I lost a neuron here and there, but wound up pretty much the same, in this nice private cryogenic paradise. They'd offered me a choice: be wheeled around in some robot thing, alive though bound. But I would rather put my life on ice.

Again and then again they tried. Technique improved, and after only forty years more than twenty bodies--this antique brain blinked, and saw, blurred by sudden tears, the chrome and white and glare: the very room where I had gone to die two centuries before. I braced for pain, but it didn't come. They'd fixed that part. The body that I bore was male and young, but weak. Too weak to rise. A nurse, in accents very strange, said Wait. A month or two of painful exercise and you will be...whoever you create. So hurt me. More than anyone on earth, I'm old enough to know what life is worth.

To you who read this, that "future" world's a strange and near-forgotten relic.
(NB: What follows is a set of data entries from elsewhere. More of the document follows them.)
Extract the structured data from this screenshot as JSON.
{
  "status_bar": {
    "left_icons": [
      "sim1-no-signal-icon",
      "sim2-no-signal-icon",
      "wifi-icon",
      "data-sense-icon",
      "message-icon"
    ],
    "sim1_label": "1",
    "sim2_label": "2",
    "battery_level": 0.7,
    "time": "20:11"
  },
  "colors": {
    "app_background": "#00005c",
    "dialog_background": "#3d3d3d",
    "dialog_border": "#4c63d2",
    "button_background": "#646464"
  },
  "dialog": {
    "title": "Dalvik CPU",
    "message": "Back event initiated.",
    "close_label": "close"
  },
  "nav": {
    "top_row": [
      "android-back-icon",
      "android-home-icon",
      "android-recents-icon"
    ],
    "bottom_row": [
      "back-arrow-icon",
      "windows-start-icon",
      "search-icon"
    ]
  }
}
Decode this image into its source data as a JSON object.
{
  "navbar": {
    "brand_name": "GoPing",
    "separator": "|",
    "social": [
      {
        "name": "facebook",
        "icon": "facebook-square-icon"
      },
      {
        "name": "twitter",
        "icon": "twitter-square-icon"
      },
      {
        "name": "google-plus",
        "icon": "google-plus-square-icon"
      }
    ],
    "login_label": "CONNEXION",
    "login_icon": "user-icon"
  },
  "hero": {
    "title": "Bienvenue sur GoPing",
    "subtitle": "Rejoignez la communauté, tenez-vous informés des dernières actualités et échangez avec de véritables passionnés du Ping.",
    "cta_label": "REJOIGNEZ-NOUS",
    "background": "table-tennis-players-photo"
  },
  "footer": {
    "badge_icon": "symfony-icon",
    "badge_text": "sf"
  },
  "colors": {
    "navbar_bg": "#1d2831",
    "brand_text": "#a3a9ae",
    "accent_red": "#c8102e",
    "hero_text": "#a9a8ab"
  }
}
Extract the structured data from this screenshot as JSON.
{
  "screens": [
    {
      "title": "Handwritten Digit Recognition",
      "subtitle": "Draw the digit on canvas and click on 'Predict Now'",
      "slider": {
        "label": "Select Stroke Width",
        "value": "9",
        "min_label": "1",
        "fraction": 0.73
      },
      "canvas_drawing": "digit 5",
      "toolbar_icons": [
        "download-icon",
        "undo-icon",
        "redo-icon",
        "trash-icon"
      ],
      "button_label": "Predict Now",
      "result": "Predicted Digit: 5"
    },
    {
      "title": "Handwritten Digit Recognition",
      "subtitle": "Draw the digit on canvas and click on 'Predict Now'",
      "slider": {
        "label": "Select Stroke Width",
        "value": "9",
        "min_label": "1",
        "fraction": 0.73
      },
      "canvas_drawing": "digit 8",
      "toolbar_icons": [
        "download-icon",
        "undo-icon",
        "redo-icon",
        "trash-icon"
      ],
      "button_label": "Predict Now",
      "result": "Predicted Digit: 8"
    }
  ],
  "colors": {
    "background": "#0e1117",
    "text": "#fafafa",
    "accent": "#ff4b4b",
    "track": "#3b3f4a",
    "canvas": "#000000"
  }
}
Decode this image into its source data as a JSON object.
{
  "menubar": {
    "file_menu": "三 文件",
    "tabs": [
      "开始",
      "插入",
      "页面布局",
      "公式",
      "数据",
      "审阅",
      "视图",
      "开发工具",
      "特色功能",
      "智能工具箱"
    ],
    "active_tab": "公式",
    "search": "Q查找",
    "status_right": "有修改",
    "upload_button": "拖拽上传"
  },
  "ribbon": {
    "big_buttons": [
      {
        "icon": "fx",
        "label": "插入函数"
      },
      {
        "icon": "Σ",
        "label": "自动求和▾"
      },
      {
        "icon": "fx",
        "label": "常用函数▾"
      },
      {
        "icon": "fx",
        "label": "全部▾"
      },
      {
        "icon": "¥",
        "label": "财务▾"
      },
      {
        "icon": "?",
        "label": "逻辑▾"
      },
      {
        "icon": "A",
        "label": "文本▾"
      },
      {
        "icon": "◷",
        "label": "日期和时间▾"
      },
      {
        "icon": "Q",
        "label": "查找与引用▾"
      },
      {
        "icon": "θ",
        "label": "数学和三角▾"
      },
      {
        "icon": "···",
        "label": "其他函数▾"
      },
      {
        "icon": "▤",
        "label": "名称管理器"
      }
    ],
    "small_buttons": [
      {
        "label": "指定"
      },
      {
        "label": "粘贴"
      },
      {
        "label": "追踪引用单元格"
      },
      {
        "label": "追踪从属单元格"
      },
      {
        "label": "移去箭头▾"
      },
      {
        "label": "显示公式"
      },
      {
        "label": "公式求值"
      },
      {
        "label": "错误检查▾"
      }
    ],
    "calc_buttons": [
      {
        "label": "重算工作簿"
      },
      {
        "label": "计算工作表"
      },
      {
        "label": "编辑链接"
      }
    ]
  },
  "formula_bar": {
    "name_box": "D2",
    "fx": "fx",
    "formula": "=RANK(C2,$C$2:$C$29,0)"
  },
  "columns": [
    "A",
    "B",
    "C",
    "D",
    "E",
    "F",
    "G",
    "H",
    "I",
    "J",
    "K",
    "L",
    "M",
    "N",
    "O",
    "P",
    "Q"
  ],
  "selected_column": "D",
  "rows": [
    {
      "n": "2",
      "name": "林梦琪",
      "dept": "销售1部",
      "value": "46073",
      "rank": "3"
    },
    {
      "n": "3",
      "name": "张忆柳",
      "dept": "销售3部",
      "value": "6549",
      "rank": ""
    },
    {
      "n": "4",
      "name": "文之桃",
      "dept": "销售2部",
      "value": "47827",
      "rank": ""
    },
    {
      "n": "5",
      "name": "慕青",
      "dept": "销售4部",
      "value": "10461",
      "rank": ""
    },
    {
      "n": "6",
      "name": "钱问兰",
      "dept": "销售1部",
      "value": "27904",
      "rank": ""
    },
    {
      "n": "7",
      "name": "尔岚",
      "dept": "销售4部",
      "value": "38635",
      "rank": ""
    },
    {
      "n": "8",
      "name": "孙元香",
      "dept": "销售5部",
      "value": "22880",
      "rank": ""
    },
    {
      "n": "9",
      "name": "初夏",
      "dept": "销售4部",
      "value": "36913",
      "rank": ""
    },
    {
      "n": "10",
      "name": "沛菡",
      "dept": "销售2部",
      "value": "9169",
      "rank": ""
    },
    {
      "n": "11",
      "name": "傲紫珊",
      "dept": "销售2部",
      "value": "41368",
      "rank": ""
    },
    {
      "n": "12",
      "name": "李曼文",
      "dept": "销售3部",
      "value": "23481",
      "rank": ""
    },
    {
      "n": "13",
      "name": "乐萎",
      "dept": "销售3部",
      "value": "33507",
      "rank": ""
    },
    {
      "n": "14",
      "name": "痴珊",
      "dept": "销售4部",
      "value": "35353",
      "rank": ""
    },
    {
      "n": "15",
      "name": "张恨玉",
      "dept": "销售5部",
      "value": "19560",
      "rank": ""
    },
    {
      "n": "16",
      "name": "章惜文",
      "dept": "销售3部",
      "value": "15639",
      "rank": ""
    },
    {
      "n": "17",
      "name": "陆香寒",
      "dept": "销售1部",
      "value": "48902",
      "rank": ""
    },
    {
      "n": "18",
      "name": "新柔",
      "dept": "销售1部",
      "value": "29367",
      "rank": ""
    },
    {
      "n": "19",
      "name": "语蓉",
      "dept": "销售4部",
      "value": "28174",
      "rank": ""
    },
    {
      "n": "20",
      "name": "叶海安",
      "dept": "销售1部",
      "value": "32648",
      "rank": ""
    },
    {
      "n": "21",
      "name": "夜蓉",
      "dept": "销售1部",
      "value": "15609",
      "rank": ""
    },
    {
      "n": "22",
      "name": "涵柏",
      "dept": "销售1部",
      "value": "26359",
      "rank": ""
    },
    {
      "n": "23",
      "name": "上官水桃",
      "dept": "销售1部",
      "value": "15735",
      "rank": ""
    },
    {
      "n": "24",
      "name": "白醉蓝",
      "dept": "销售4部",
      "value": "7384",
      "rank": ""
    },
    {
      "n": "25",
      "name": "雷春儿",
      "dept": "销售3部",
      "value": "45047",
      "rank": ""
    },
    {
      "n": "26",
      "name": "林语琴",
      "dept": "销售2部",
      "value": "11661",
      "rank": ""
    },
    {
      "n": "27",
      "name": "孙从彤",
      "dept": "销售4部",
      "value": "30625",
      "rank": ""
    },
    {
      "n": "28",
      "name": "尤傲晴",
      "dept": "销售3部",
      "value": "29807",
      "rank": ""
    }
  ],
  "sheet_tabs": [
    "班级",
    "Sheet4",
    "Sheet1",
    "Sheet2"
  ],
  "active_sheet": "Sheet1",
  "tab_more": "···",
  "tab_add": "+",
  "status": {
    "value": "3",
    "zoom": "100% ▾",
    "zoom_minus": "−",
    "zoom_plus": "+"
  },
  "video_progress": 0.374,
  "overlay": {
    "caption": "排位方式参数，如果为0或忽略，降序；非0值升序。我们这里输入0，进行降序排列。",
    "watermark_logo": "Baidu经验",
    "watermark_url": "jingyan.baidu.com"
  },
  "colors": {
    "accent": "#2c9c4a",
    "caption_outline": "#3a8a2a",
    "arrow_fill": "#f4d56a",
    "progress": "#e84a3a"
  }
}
I've survived years enough to see the Pole Star change. This antique brain rebuilt, rewired, revived, until the clever scientists contrived a body that would last. So now we all slip forward to our future life, deprived of death unless we want to die. Life palls, you leave. I've never heard that Siren call myself, and hope to persevere until the heat death of the universe. We all should keep warm until that final chill. A million suns have risen since my birth: I'm old, but still too young for ash or earth.